– Que font les prisonniers? demanda Fausta.
– Le prince Farnèse est assis dans un fauteuil, et le bourreau couché sur le tapis.
«Le bourreau!» s’exclama Pardaillan en lui-même.
Une sorte d’angoisse l’envahit. Une sueur froide pointa à son front. Quel était ce bourreau?… Quelles mystérieuses accointances pouvait-il y avoir entre le bourreau et Violetta?… Car ce bourreau, c’était l’un des deux prisonniers… c’est-à-dire celui qu’on appelait maître Claude! Celui que Violetta aimait plus encore que son père!…
– Que disent-ils? reprit Fausta.
– Ils ne disent rien. Ils semblent privés de sentiment. Cependant ils vivent encore; la poitrine du cardinal se soulève avec effort, et on entend le souffle haletant de maître Claude…

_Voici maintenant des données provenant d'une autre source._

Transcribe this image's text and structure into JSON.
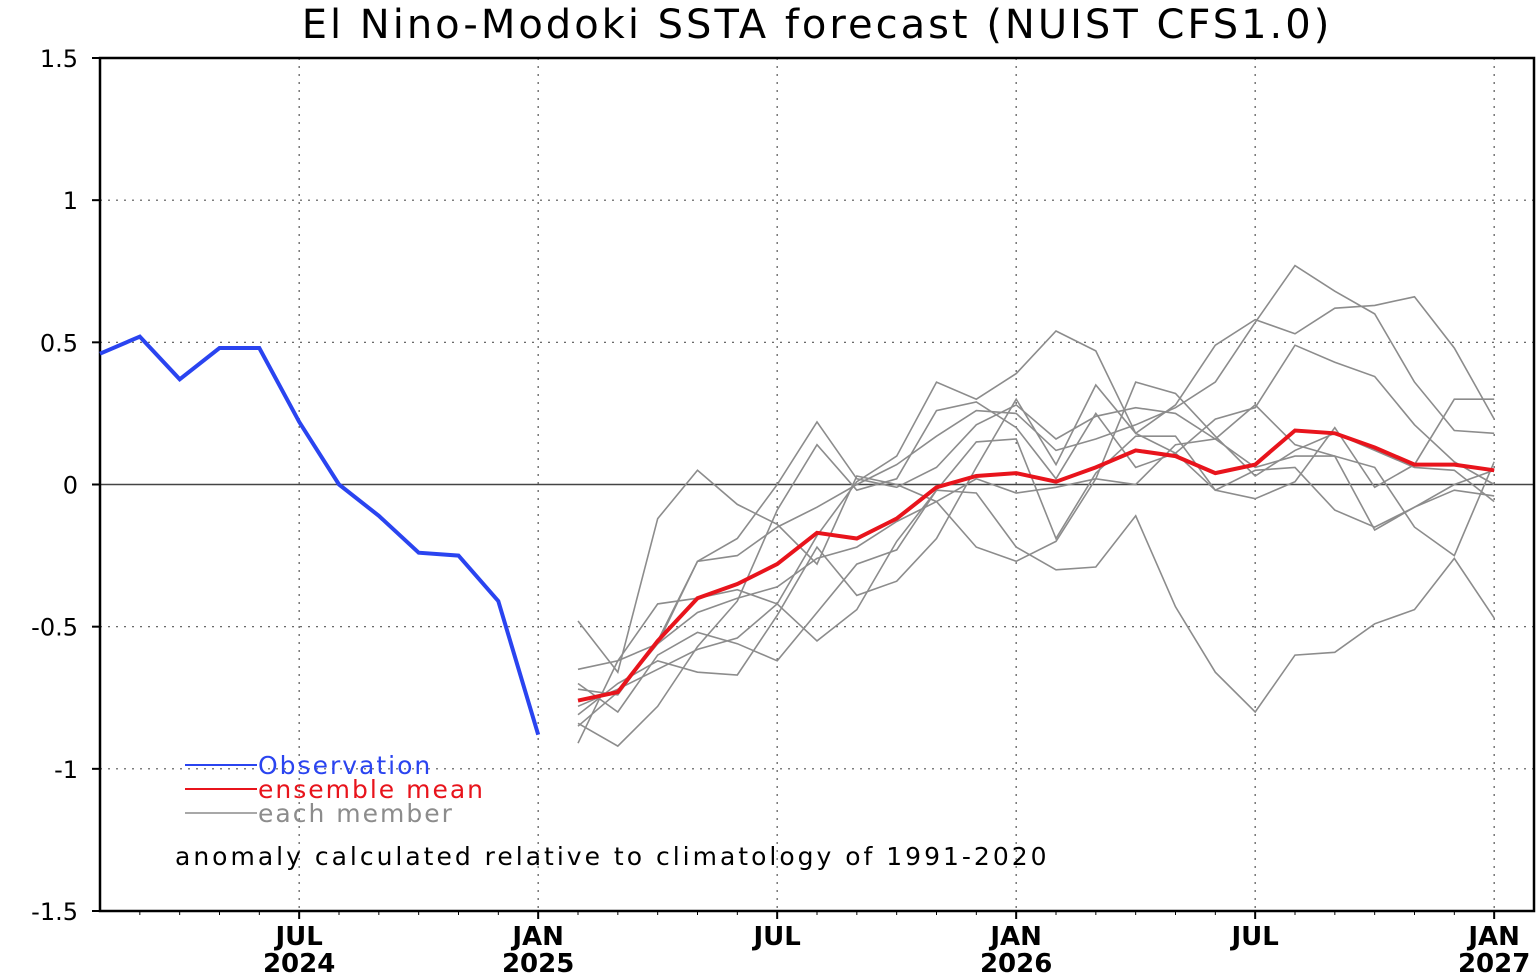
{
  "chart_data": {
    "type": "line",
    "title": "El Nino-Modoki SSTA forecast (NUIST CFS1.0)",
    "xlabel": "",
    "ylabel": "",
    "ylim": [
      -1.5,
      1.5
    ],
    "xlim": [
      "2024-02",
      "2027-02"
    ],
    "y_ticks": [
      "1.5",
      "1",
      "0.5",
      "0",
      "-0.5",
      "-1",
      "-1.5"
    ],
    "y_tick_values": [
      1.5,
      1,
      0.5,
      0,
      -0.5,
      -1,
      -1.5
    ],
    "x_ticks": [
      {
        "month": "JUL",
        "year": "2024",
        "x": "2024-07"
      },
      {
        "month": "JAN",
        "year": "2025",
        "x": "2025-01"
      },
      {
        "month": "JUL",
        "year": "",
        "x": "2025-07"
      },
      {
        "month": "JAN",
        "year": "2026",
        "x": "2026-01"
      },
      {
        "month": "JUL",
        "year": "",
        "x": "2026-07"
      },
      {
        "month": "JAN",
        "year": "2027",
        "x": "2027-01"
      }
    ],
    "grid": true,
    "legend_position": "bottom-left",
    "annotation": "anomaly calculated relative to climatology of 1991-2020",
    "series": [
      {
        "name": "Observation",
        "color": "#2a44f0",
        "width": 4,
        "x": [
          "2024-02",
          "2024-03",
          "2024-04",
          "2024-05",
          "2024-06",
          "2024-07",
          "2024-08",
          "2024-09",
          "2024-10",
          "2024-11",
          "2024-12",
          "2025-01"
        ],
        "values": [
          0.46,
          0.52,
          0.37,
          0.48,
          0.48,
          0.22,
          0.0,
          -0.11,
          -0.24,
          -0.25,
          -0.41,
          -0.88
        ]
      },
      {
        "name": "ensemble mean",
        "color": "#e8141c",
        "width": 4,
        "x": [
          "2025-02",
          "2025-03",
          "2025-04",
          "2025-05",
          "2025-06",
          "2025-07",
          "2025-08",
          "2025-09",
          "2025-10",
          "2025-11",
          "2025-12",
          "2026-01",
          "2026-02",
          "2026-03",
          "2026-04",
          "2026-05",
          "2026-06",
          "2026-07",
          "2026-08",
          "2026-09",
          "2026-10",
          "2026-11",
          "2026-12",
          "2027-01"
        ],
        "values": [
          -0.76,
          -0.73,
          -0.55,
          -0.4,
          -0.35,
          -0.28,
          -0.17,
          -0.19,
          -0.12,
          -0.01,
          0.03,
          0.04,
          0.01,
          0.06,
          0.12,
          0.1,
          0.04,
          0.07,
          0.19,
          0.18,
          0.13,
          0.07,
          0.07,
          0.05
        ]
      },
      {
        "name": "each member",
        "color": "#8c8c8c",
        "width": 1.6,
        "members": [
          [
            -0.65,
            -0.62,
            -0.42,
            -0.4,
            -0.37,
            -0.42,
            -0.55,
            -0.44,
            -0.2,
            -0.02,
            -0.03,
            -0.22,
            -0.3,
            -0.29,
            -0.11,
            -0.43,
            -0.66,
            -0.8,
            -0.6,
            -0.59,
            -0.49,
            -0.44,
            -0.26,
            -0.47
          ],
          [
            -0.48,
            -0.66,
            -0.12,
            0.05,
            -0.07,
            -0.14,
            -0.28,
            0.03,
            0.0,
            -0.06,
            -0.22,
            -0.27,
            -0.2,
            0.02,
            0.36,
            0.32,
            0.17,
            0.03,
            0.12,
            0.18,
            0.12,
            0.06,
            0.05,
            -0.06
          ],
          [
            -0.72,
            -0.74,
            -0.55,
            -0.27,
            -0.25,
            -0.15,
            -0.08,
            0.0,
            0.07,
            0.17,
            0.26,
            0.25,
            0.12,
            0.16,
            0.21,
            0.27,
            0.36,
            0.57,
            0.77,
            0.68,
            0.6,
            0.36,
            0.19,
            0.18
          ],
          [
            -0.81,
            -0.7,
            -0.62,
            -0.66,
            -0.67,
            -0.46,
            -0.22,
            -0.39,
            -0.34,
            -0.19,
            0.06,
            0.3,
            0.07,
            0.35,
            0.18,
            0.11,
            -0.02,
            -0.05,
            0.01,
            0.2,
            -0.01,
            0.07,
            0.3,
            0.3
          ],
          [
            -0.84,
            -0.92,
            -0.78,
            -0.57,
            -0.41,
            -0.09,
            0.14,
            -0.02,
            0.02,
            0.26,
            0.29,
            0.2,
            0.02,
            0.25,
            0.06,
            0.11,
            0.23,
            0.27,
            0.49,
            0.43,
            0.38,
            0.21,
            0.08,
            0.0
          ],
          [
            -0.78,
            -0.72,
            -0.65,
            -0.58,
            -0.54,
            -0.42,
            -0.18,
            0.01,
            0.1,
            0.36,
            0.3,
            0.39,
            0.54,
            0.47,
            0.18,
            0.28,
            0.49,
            0.58,
            0.53,
            0.62,
            0.63,
            0.66,
            0.48,
            0.23
          ],
          [
            -0.91,
            -0.62,
            -0.56,
            -0.27,
            -0.19,
            0.0,
            0.22,
            0.02,
            -0.01,
            0.06,
            0.21,
            0.28,
            0.16,
            0.24,
            0.27,
            0.25,
            0.16,
            0.28,
            0.14,
            0.1,
            0.06,
            -0.15,
            -0.25,
            0.08
          ],
          [
            -0.7,
            -0.8,
            -0.6,
            -0.52,
            -0.56,
            -0.62,
            -0.45,
            -0.28,
            -0.23,
            -0.02,
            0.15,
            0.16,
            -0.19,
            0.04,
            0.17,
            0.17,
            -0.02,
            0.05,
            0.06,
            -0.09,
            -0.15,
            -0.08,
            -0.02,
            -0.04
          ],
          [
            -0.85,
            -0.73,
            -0.56,
            -0.45,
            -0.4,
            -0.36,
            -0.26,
            -0.22,
            -0.13,
            -0.06,
            0.02,
            -0.03,
            -0.01,
            0.02,
            0.0,
            0.14,
            0.16,
            0.06,
            0.1,
            0.1,
            -0.16,
            -0.08,
            0.0,
            0.05
          ]
        ]
      }
    ]
  }
}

– Horrible! murmura Pardaillan qui pâlit.
Fausta souriait d’un sourire aigu qui montrait ses dents, admirables perles qui brillaient sous l’incarnat de ses lèvres…
Cette femme se délectait donc du récit de l’épouvantable agonie?… Non! Ou bien nous avons mal exposé ce caractère, ou bien l’on doit savoir que Fausta ne pouvait se réjouir d’une souffrance humaine. Elle se croyait l’Ange, l’Envoyée qui frappe quand il faut frapper, mais sans aucune notion du sentiment humain.

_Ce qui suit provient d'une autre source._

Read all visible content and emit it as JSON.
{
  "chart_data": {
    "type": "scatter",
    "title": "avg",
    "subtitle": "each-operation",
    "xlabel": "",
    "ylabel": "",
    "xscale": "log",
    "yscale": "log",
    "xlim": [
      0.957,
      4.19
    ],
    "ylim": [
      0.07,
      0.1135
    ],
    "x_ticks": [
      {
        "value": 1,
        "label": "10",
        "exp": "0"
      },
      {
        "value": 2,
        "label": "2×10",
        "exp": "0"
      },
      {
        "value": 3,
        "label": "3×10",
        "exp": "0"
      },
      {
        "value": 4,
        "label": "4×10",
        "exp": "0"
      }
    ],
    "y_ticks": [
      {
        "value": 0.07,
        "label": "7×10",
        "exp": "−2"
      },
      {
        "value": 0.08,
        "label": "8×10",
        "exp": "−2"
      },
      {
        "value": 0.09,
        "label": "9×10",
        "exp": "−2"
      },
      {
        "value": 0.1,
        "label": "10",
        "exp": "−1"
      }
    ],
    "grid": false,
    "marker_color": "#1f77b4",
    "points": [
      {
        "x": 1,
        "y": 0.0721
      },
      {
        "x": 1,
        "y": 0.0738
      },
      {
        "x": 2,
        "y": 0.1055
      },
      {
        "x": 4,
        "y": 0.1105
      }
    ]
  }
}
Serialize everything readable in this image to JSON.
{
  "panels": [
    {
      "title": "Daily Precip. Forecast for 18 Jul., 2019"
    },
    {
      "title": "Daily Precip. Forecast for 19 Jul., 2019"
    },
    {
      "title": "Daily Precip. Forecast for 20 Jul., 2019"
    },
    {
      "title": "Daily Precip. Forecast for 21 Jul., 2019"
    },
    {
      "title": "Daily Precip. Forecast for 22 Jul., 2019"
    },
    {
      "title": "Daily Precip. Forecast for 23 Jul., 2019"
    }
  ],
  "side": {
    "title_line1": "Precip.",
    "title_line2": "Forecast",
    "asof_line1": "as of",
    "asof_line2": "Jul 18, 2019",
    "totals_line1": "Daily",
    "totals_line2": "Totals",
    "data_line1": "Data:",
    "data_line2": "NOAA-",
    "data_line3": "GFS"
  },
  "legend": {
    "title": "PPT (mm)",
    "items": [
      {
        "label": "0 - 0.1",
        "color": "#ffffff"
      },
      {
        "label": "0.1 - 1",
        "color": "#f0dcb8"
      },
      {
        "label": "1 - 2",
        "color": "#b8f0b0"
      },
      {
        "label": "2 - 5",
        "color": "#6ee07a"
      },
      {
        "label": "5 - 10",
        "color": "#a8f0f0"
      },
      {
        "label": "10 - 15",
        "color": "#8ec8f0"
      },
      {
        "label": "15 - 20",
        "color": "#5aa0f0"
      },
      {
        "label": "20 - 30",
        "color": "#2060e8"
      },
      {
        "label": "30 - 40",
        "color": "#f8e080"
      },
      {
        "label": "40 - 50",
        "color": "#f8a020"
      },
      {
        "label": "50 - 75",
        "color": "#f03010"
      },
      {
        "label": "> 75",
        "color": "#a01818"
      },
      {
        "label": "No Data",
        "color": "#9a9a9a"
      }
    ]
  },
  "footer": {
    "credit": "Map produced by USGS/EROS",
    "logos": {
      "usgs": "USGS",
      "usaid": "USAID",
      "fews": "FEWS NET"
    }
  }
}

– Qu’ont-ils dit? Qu’ont-ils fait depuis qu’ils ont commencé à mourir?
Elle posa cette question, et l’homme répondit:
– Dans les premières heures qui ont suivi la sentence au sacré tribunal, les deux condamnés sont restés immobiles, chacun dans un coin, comme prostrés et abattus. Puis le bourreau a cherché un moyen de sortir. Lorsqu’il eut constaté l’impossibilité de la fuite, il s’est tenu tranquille. Des heures se sont passées. Puis ils ont commencé à souffrir vivement, car ils se sont rapprochés l’un de l’autre et ont cherché dans un échange de paroles un oubli momentané de la souffrance.
L’homme parlait froidement; il ne faisait pas un récit; il faisait un rapport, voilà tout. Tandis qu’il parlait, Pardaillan regardait Fausta et il frissonnait en se disant:
«Est-il possible qu’une femme entende des choses pareilles sans crier de pitié?…»

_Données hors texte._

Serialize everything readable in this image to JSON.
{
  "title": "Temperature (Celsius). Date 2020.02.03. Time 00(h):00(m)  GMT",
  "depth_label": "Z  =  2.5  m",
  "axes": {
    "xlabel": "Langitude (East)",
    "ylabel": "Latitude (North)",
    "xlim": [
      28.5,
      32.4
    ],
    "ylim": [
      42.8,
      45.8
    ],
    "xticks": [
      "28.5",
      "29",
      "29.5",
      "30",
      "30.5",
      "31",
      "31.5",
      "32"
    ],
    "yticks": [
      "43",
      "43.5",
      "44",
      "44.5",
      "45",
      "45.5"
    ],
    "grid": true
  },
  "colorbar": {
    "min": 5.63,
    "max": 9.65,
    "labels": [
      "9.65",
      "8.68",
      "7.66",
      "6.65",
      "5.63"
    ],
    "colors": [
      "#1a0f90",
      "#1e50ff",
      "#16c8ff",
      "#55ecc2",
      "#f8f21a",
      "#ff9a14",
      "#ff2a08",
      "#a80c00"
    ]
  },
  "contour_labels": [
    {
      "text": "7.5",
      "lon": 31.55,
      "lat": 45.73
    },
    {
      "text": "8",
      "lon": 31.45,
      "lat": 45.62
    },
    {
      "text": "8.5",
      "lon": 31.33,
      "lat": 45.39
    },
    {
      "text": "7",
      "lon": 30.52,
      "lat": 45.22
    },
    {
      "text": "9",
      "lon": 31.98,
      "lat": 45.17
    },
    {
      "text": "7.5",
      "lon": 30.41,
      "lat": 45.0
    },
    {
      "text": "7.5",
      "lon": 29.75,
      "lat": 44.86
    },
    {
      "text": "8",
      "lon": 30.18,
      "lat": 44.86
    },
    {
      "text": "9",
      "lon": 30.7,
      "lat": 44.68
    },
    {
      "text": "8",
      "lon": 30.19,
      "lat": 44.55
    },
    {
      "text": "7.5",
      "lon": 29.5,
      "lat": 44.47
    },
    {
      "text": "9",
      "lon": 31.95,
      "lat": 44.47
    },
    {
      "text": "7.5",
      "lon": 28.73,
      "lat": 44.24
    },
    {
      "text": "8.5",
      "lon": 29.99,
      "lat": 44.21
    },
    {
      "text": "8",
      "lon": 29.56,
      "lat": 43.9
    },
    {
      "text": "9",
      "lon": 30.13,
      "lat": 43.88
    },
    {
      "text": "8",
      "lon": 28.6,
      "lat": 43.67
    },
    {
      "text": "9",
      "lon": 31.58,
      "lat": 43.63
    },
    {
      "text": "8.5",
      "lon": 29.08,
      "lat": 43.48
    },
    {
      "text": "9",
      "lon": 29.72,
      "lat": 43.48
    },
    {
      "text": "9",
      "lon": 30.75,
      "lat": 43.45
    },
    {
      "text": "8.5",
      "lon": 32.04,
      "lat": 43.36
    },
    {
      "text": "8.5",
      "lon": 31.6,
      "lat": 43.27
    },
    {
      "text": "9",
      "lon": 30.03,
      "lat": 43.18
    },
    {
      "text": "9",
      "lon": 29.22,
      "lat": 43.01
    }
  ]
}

– Puis, continua l’homme, ils se sont séparés à nouveau. Le cardinal s’est assis dans un fauteuil et a fermé les yeux. Le bourreau s’est tenu debout dans l’angle opposé, regardant fixement devant lui. Enfin sont arrivées les grandes souffrances. D’abord, des plaintes se sont élevées; puis ces plaintes sont devenues des cris; puis ces cris sont devenus des hurlements; la folie furieuse s’est déclarée; tous les deux se sont rués sur la porte qu’ils ont martelée de coups. Puis, peu à peu, après quelques heures de fureur, ils ont pleuré, ils ont demandé une goutte d’eau…
– Affreux! oh! c’est affreux! haleta Pardaillan.
– Continuez, dit simplement Fausta.
– Enfin, ils ont commencé de râler; les grandes souffrances sont passées et l’agonie, je crois, est bien proche. Maintenant, comme j’avais l’honneur de l’exposer, ils respirent à peine; le cardinal est dans un fauteuil, le bourreau est tombé en travers, de tout son long, sur le tapis.
Fausta se tourna vers Pardaillan, qui, livide, essuyait son front. Et elle dit:
– J’ai voulu, monsieur, vous faire savoir que ces deux hommes sont bien près de la mort…
Pardaillan fit un effort pour échapper à cette impression d’horreur qui venait de le paralyser.
– Qu’on ouvre la porte de leur chambre, qu’on ranime les deux condamnés. Qu’on les ramène à la vie et à la force par un prudent emploi de la liqueur qui nous sert en pareil cas. Puis, quand ils seront capables de marcher, qu’on les conduise jusqu’à la rue et qu’on les y laisse libres en leur disant que grâce leur est faite de par l’intercession de M. le chevalier de Pardaillan… Qu’on me prévienne dès qu’ils seront ranimés…
– Madame! murmura Pardaillan.
Fausta fit un geste hautain qui signifiait: «Attendez! ce n’est pas fini entre nous!»…
L’homme qui venait de faire le rapport s’était retiré. Un mortel silence s’établit. Pardaillan considérait avec une indéfinissable horreur cette femme, qui pourtant venait de lui donner si complète satisfaction. Près d’une demi-heure se passa ainsi. Puis l’homme reparut en disant:
– Les condamnés ont été ranimés selon l’ordre donné. Il ne reste plus qu’à les conduire jusqu’à la rue.
– Monsieur le chevalier de Pardaillan, dit Fausta, accompagnez vos amis jusqu’au grand vestibule: je vous attends ici… car si je vous prouve que j’ai accepté le marché proposé, vous devez me prouver à votre tour que mon homme à moi est libre comme sont libres vos deux hommes à vous…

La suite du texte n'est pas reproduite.